From its fantastic dance-routine credit sequence (set to Wig Wam’s “Do Ya Wanna Taste It”) to its overstuffed soundtrack featuring cuts from Cinderella, Hanoi Rocks and Mötley Crüe, Peacemaker—the show, and the character—has a gung-ho glam-rock spirit. Momentum is central to the series, whose episodes never top 50 minutes, and whose story zips along with the same freewheeling energy that characterizes its dialogue. Pop-culture references abound, never more so than in an extended Peacemaker rant about all of the notable people John might have framed for a particular crime (“Bill Cosby—he just got out, he’s got time on his hands!”). Gunn also makes sure to have his protagonist derisively mock his fellow superheroes, including Aquaman (who apparently pays to have sex with aquarium fish), Batman (who’s responsible for countless innocent deaths because he refuses to just kill the Joker once and for all), and Superman (who supposedly has a poop fetish). The source of Peacemaker’s demented facts? Facebook and Google, of course.

“Gunn also makes sure to have his protagonist derisively mock his fellow superheroes, including Aquaman (who apparently pays to have sex with aquarium fish), Batman (who’s responsible for countless innocent deaths because he refuses to just kill the Joker once and for all), and Superman (who supposedly has a poop fetish).”

Gunn takes aim at easy targets but refuses to make Peacemaker a vehicle for sermonizing, instead using of-the-moment cultural topics as amusing embellishments.
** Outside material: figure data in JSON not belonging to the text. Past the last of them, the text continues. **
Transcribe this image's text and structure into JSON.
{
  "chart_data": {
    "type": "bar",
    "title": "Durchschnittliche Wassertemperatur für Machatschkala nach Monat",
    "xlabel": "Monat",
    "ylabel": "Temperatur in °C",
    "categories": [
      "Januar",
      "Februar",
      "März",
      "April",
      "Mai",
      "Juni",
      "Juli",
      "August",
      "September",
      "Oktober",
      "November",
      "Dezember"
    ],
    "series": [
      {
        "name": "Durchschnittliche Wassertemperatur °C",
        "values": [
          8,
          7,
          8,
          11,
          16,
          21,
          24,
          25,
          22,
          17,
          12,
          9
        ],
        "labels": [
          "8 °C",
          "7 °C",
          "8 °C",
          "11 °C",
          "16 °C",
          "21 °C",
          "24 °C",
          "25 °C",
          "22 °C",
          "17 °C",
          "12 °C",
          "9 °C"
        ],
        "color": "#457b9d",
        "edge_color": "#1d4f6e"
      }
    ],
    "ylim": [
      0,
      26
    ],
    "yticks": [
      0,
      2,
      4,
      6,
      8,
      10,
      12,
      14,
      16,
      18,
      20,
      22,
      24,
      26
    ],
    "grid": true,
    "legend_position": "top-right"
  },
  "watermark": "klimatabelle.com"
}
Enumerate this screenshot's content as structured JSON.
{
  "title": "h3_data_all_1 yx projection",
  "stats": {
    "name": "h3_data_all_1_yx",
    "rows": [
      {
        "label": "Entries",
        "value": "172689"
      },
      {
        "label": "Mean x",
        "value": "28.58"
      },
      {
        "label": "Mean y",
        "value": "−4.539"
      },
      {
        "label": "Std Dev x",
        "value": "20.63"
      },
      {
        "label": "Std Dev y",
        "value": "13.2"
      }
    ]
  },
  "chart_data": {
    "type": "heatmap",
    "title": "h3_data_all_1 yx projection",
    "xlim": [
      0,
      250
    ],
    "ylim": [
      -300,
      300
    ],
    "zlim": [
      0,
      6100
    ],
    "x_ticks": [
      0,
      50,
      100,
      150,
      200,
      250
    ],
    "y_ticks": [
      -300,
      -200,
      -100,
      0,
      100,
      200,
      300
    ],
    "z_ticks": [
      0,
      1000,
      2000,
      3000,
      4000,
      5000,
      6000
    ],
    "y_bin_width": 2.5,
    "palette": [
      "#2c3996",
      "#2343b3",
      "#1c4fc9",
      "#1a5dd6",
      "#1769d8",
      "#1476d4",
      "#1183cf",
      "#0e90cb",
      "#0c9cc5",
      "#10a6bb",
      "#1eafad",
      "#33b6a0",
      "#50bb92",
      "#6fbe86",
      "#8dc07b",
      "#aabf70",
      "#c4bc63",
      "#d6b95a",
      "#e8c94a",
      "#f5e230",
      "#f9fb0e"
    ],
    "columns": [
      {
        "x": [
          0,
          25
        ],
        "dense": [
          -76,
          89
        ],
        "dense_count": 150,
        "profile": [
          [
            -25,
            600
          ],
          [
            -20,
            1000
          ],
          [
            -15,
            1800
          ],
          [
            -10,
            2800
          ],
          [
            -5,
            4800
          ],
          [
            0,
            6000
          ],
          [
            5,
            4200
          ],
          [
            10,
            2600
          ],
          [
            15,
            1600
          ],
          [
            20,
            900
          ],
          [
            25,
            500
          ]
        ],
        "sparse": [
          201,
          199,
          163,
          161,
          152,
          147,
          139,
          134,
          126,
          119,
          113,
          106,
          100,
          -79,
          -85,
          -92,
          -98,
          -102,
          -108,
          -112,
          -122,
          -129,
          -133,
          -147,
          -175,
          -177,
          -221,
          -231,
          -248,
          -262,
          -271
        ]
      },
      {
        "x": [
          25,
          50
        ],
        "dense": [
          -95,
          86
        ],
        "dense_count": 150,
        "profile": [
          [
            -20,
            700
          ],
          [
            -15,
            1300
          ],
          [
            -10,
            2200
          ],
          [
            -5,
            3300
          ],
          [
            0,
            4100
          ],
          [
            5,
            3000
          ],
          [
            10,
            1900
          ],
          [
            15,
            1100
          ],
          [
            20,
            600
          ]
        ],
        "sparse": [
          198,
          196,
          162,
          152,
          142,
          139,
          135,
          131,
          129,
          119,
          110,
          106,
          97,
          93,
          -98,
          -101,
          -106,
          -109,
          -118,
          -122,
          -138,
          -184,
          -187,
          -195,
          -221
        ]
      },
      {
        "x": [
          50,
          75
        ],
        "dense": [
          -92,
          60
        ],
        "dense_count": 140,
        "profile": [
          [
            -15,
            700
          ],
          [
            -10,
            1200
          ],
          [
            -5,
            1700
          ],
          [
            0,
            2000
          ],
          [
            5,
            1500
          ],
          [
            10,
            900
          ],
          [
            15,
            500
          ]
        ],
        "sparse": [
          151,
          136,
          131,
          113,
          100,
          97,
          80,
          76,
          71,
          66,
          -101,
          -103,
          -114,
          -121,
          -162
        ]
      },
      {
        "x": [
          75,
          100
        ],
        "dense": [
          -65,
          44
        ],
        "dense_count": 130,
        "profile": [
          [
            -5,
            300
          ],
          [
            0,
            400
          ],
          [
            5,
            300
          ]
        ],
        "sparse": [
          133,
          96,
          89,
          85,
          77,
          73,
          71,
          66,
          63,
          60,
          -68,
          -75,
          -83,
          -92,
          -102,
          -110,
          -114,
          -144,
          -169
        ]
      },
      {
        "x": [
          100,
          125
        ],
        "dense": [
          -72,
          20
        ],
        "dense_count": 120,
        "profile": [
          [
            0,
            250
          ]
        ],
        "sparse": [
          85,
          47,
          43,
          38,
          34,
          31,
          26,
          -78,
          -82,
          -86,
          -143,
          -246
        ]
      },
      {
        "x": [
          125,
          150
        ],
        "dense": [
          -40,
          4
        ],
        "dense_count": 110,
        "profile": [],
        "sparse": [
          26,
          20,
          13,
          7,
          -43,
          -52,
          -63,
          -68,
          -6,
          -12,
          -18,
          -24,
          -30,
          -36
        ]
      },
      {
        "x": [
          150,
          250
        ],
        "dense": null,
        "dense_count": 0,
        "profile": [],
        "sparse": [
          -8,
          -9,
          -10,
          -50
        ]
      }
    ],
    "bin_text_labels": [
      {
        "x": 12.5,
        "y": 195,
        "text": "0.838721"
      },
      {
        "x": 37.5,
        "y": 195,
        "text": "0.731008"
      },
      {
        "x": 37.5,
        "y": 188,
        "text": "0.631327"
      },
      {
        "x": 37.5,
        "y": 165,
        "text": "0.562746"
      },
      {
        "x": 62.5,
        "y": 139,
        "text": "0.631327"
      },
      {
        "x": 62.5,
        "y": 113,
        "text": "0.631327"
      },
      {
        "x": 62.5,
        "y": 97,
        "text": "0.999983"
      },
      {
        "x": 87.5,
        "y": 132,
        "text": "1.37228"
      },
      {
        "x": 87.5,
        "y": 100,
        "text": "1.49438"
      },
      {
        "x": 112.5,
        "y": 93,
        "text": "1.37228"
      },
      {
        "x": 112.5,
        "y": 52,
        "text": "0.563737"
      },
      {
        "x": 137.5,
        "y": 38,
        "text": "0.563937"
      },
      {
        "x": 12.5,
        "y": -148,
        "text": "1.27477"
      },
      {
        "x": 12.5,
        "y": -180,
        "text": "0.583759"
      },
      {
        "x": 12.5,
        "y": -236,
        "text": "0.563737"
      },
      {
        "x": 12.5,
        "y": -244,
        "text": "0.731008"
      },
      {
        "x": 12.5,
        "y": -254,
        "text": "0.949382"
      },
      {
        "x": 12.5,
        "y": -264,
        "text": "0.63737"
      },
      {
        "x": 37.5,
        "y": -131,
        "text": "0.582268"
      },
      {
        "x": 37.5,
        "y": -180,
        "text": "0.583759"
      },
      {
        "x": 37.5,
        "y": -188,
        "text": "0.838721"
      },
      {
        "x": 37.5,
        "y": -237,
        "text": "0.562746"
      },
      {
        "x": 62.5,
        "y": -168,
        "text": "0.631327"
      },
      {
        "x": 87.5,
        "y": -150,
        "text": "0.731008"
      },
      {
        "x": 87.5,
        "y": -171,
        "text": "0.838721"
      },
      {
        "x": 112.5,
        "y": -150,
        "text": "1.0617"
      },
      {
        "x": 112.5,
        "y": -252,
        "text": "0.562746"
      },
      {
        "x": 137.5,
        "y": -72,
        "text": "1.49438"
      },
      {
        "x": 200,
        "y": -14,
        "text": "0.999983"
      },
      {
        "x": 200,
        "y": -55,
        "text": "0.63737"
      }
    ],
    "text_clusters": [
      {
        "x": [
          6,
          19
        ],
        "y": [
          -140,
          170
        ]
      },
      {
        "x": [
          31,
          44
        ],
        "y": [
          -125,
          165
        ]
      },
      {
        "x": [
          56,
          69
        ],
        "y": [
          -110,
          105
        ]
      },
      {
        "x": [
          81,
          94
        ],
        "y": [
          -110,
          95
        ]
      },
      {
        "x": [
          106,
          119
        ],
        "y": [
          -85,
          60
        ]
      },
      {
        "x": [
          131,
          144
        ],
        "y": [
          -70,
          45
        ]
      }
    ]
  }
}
The series’ guiding aim is delivering off-kilter R-rated bedlam with a dash of character drama involving Peacemaker, whose mounting introspection begets a crisis of confidence and purpose that complicates both his mission and his feelings about his hatemonger father. Cena’s unhinged performance (replete with singing and dancing) is thus the lynchpin of the entire endeavor, straddling the line between cartoonish viciousness, stunted-adolescent bro boorishness, and damaged-soul kindness. He’s a dysfunctional macho military action figure come to life, and the actor manages the impressive feat of maintaining Peacemaker’s inherent over-the-top idiocy while simultaneously peeling back layers to reveal his grief, resentment, and guilt.

Though Auggie is a virulent neo-Nazi who spouts ugly barbs at any minority he meets (including Annie Chang’s Detective Sophie Song), his belief that the country is being run by a shadowy deep state cabal turns out to be generally close to the truth in Peacemaker, whose underlying conspiracy theory is slowly exposed as Peacemaker works to take out the mysterious butterflies. More compelling than the specifics of that plot, however, is the camaraderie shared by Peacemaker, Leota, and the rest of their troop. Gunn carves out distinctive dispositions and hang-ups for all of his primary players, the better to have them clash with each other in various mix-and-match combinations, creating a lively and combative atmosphere of extremist superhero mayhem. Self-conscious but never smug, sociopathic and yet also sweet, and timely if never preachy, it’s the very sort of no-holds-barred, tongue-in-cheek endeavor that’s become Gunn’s specialty.